Not so. I awoke that morning at 8:30 to the sound of my mother’s voice in the kitchen, speaking loudly into her laptop. I tried to ignore it and return to bed, but had no luck. Miserably awake, I marched downstairs with a bone to pick.

Before I could gripe to my mother, however, I saw my 8-year-old cousin on the laptop screen, a mixing bowl on the counter in front of him. My mother, too, stood in front of a mixing bowl, the ingredients for brownies laid out beside her. I looked from her to my cousin blinking unassumingly on the Zoom call and decided not to whine. I grunted a good morning, grabbed some coffee, and went back upstairs.

I didn’t want to loudly complain in front of my little cousin, but that’s not the only reason for my retreat. Seeing the pair baking together-- both that morning, and nearly every Tuesday since-- was genuinely touching. These days, I relish eating my breakfast while listening to my mom teaching him how to crack eggs with one hand, or trying to explain the science of bread rising. Plus, I get to enjoy whatever treats they bake.

In a section of Remembrance of Repasts, David E. Sutton’s 2001 anthropological study of the island of Kalymnos, Greece, the author makes an intriguing observation: Kalymnians who have been physically separated from their homeland seek out their native cuisine in order to achieve a sense of wholeness. Drawing upon the work of Benedict Anderson, Sutton asserts that dislocated Kalymnians consume familiar food to place themselves within an imagined community that confirms their cultural identity.

I cannot help but apply this idea, on a micro scale, to morning baking tutorials in my kitchen.

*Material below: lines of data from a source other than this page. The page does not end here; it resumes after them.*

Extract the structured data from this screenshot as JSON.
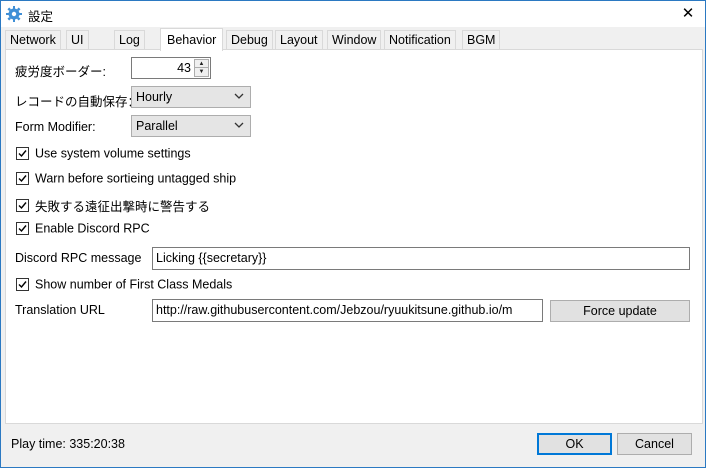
{
  "window": {
    "title": "設定",
    "close_glyph": "✕"
  },
  "tabs": [
    {
      "label": "Network"
    },
    {
      "label": "UI"
    },
    {
      "label": "Log"
    },
    {
      "label": "Behavior",
      "active": true
    },
    {
      "label": "Debug"
    },
    {
      "label": "Layout"
    },
    {
      "label": "Window"
    },
    {
      "label": "Notification"
    },
    {
      "label": "BGM"
    }
  ],
  "behavior": {
    "fatigue_border": {
      "label": "疲労度ボーダー:",
      "value": "43"
    },
    "record_autosave": {
      "label": "レコードの自動保存：",
      "value": "Hourly"
    },
    "form_modifier": {
      "label": "Form Modifier:",
      "value": "Parallel"
    },
    "checkboxes": {
      "system_volume": {
        "label": "Use system volume settings",
        "checked": true
      },
      "warn_untagged": {
        "label": "Warn before sortieing untagged ship",
        "checked": true
      },
      "warn_failure": {
        "label": "失敗する遠征出撃時に警告する",
        "checked": true
      },
      "discord_rpc": {
        "label": "Enable Discord RPC",
        "checked": true
      },
      "first_class_medals": {
        "label": "Show number of First Class Medals",
        "checked": true
      }
    },
    "discord_message": {
      "label": "Discord RPC message",
      "value": "Licking {{secretary}}"
    },
    "translation_url": {
      "label": "Translation URL",
      "value": "http://raw.githubusercontent.com/Jebzou/ryuukitsune.github.io/m",
      "button": "Force update"
    }
  },
  "footer": {
    "play_time": "Play time: 335:20:38",
    "ok": "OK",
    "cancel": "Cancel"
  },
  "colors": {
    "accent": "#0078d7",
    "title_border": "#2b79c2"
  },
  "icons": {
    "app": "gear-icon",
    "close": "close-icon",
    "dropdown": "chevron-down-icon",
    "check": "checkmark-icon"
  }
}
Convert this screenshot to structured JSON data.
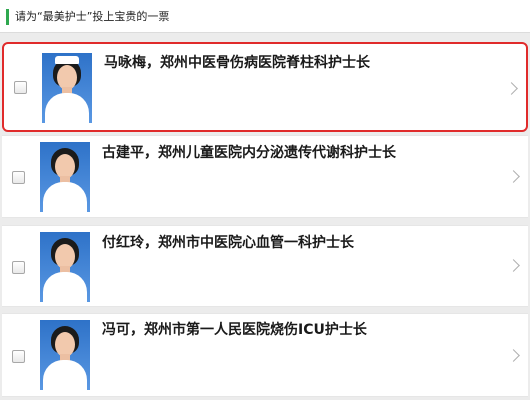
{
  "header": {
    "prompt": "请为“最美护士”投上宝贵的一票",
    "accent_color": "#2fa84f"
  },
  "candidates": [
    {
      "label": "马咏梅，郑州中医骨伤病医院脊柱科护士长",
      "checked": false,
      "highlighted": true,
      "photo_icon": "portrait-photo",
      "arrow_icon": "chevron-right-icon"
    },
    {
      "label": "古建平，郑州儿童医院内分泌遗传代谢科护士长",
      "checked": false,
      "highlighted": false,
      "photo_icon": "portrait-photo",
      "arrow_icon": "chevron-right-icon"
    },
    {
      "label": "付红玲，郑州市中医院心血管一科护士长",
      "checked": false,
      "highlighted": false,
      "photo_icon": "portrait-photo",
      "arrow_icon": "chevron-right-icon"
    },
    {
      "label": "冯可，郑州市第一人民医院烧伤ICU护士长",
      "checked": false,
      "highlighted": false,
      "photo_icon": "portrait-photo",
      "arrow_icon": "chevron-right-icon"
    }
  ],
  "colors": {
    "highlight_border": "#e02b2b",
    "photo_background": "#2e72c8"
  }
}
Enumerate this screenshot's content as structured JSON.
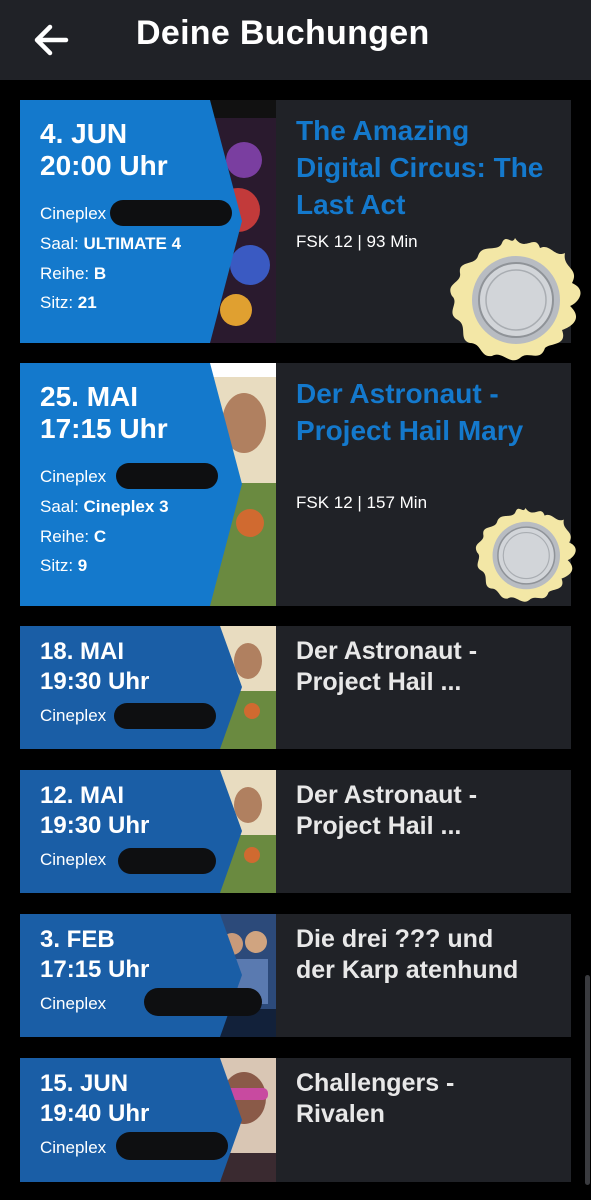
{
  "header": {
    "title": "Deine Buchungen",
    "back_icon": "arrow-left-icon"
  },
  "labels": {
    "saal": "Saal:",
    "reihe": "Reihe:",
    "sitz": "Sitz:"
  },
  "colors": {
    "accent": "#1479cc",
    "accent_dark": "#1a5ea6",
    "card_bg": "#202227",
    "header_bg": "#202227",
    "background": "#000000"
  },
  "bookings": [
    {
      "date": "4. JUN",
      "time": "20:00 Uhr",
      "cinema": "Cineplex",
      "saal": "ULTIMATE 4",
      "reihe": "B",
      "sitz": "21",
      "title": "The Amazing Digital Circus: The Last Act",
      "info": "FSK 12 | 93 Min"
    },
    {
      "date": "25. MAI",
      "time": "17:15 Uhr",
      "cinema": "Cineplex",
      "saal": "Cineplex 3",
      "reihe": "C",
      "sitz": "9",
      "title": "Der Astronaut - Project Hail Mary",
      "info": "FSK 12 | 157 Min"
    },
    {
      "date": "18. MAI",
      "time": "19:30 Uhr",
      "cinema": "Cineplex",
      "title": "Der Astronaut - Project Hail ..."
    },
    {
      "date": "12. MAI",
      "time": "19:30 Uhr",
      "cinema": "Cineplex",
      "title": "Der Astronaut - Project Hail ..."
    },
    {
      "date": "3. FEB",
      "time": "17:15 Uhr",
      "cinema": "Cineplex",
      "title": "Die drei ??? und der Karp atenhund"
    },
    {
      "date": "15. JUN",
      "time": "19:40 Uhr",
      "cinema": "Cineplex",
      "title": "Challengers - Rivalen"
    }
  ]
}
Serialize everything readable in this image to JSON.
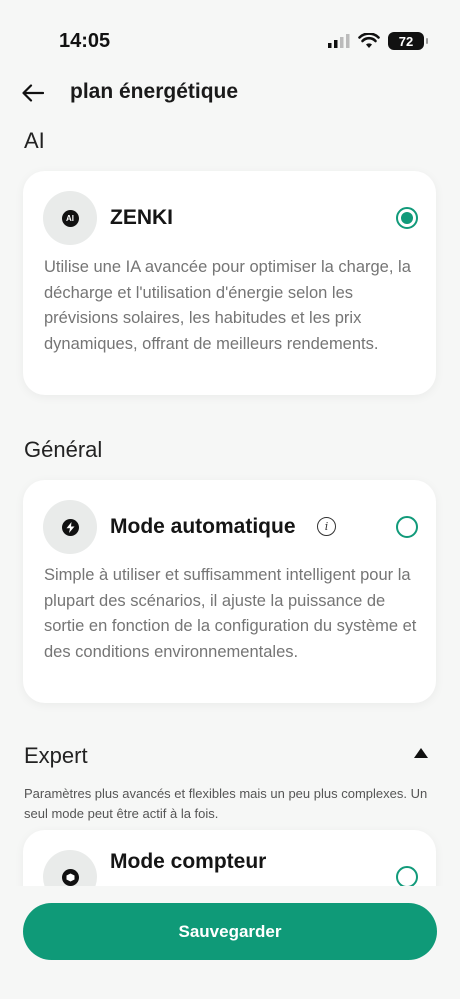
{
  "status_bar": {
    "time": "14:05",
    "battery": "72"
  },
  "header": {
    "title": "plan énergétique"
  },
  "sections": {
    "ai": {
      "title": "AI"
    },
    "general": {
      "title": "Général"
    },
    "expert": {
      "title": "Expert",
      "description": "Paramètres plus avancés et flexibles mais un peu plus complexes. Un seul mode peut être actif à la fois."
    }
  },
  "cards": {
    "zenki": {
      "icon_label": "AI",
      "title": "ZENKI",
      "description": "Utilise une IA avancée pour optimiser la charge, la décharge et l'utilisation d'énergie selon les prévisions solaires, les habitudes et les prix dynamiques, offrant de meilleurs rendements.",
      "selected": true
    },
    "auto": {
      "title": "Mode automatique",
      "description": "Simple à utiliser et suffisamment intelligent pour la plupart des scénarios, il ajuste la puissance de sortie en fonction de la configuration du système et des conditions environnementales.",
      "selected": false
    },
    "meter": {
      "title": "Mode compteur",
      "selected": false
    }
  },
  "footer": {
    "save_label": "Sauvegarder"
  },
  "colors": {
    "accent": "#0f9a78",
    "background": "#f6f7f6",
    "card": "#ffffff"
  }
}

From homes in Massachusetts and New Jersey, my mom and my little cousin bake brownies, cookies, and bread in lockstep. As they move together through their kitchens, there’s a palpable sense of family, generated in the steps, textures, and smells that they share from homes 200 miles apart. Every Tuesday, they imagine, and share, a community through the act of simultaneous baking. So I won’t complain when they interrupt my sleep.